Jornal do Dia – A história de Billie é punk! Vocês precisaram fazer alguma concessão, no sentido de “romantizar” o drama em benefício da assimilação pelas plateias?
 
Venâncio – Não, absolutamente nenhuma concessão. O espetáculo é tenso, dolorido e sombrio como foi a vida de Billie Holiday. Pra ser Billie tem que ter dor e sofrimento. Se não tiver sofrimento não é Billie.

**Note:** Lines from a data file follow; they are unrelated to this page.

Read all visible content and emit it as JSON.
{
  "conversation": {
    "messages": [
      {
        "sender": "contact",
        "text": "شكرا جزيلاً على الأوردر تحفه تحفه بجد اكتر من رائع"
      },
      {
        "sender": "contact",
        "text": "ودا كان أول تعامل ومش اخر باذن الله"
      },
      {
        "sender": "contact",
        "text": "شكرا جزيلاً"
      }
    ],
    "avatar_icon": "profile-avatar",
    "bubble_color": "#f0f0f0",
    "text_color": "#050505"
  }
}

Jornal do Dia – A equipe desse espetáculo é das mais estreladas. A começar pelo autor do texto, Hunald de Alencar, um gigante, e a atriz Tânia Maria. Em sua opinião, os sergipanos devotam reconhecimento suficiente aos grandes artistas em atividade aqui e agora?
 
Venâncio – Não, nenhum reconhecimento! Vivemos numa terra de empresários alheios à arte, de ausências de políticas culturais efetivas que interfiram diretamente no cotidiano da população, e, mais ainda, da ausência de auto estima dessa população quando o assunto é a nossa arte e, por assim dizer, os nossos artistas. Isso é uma verdade. Pagamos os olhos da cara para ver artistas de outras plagas, mas nos acanhamos em pagarpara ver uma peça de teatro, um show de um artista ou um espetáculo de dança de nossas academias, em nossa cidade! Talvez seja por isso que a gente tenha dificuldade de passar do rio Real, como falou certo Secretário de Cultura, tempos atrás.
 
‘Billie Holiday – A Canção’ no Grupo Imbuaça:
Quintas, sextas e sábados de janeiro, às 20 horas.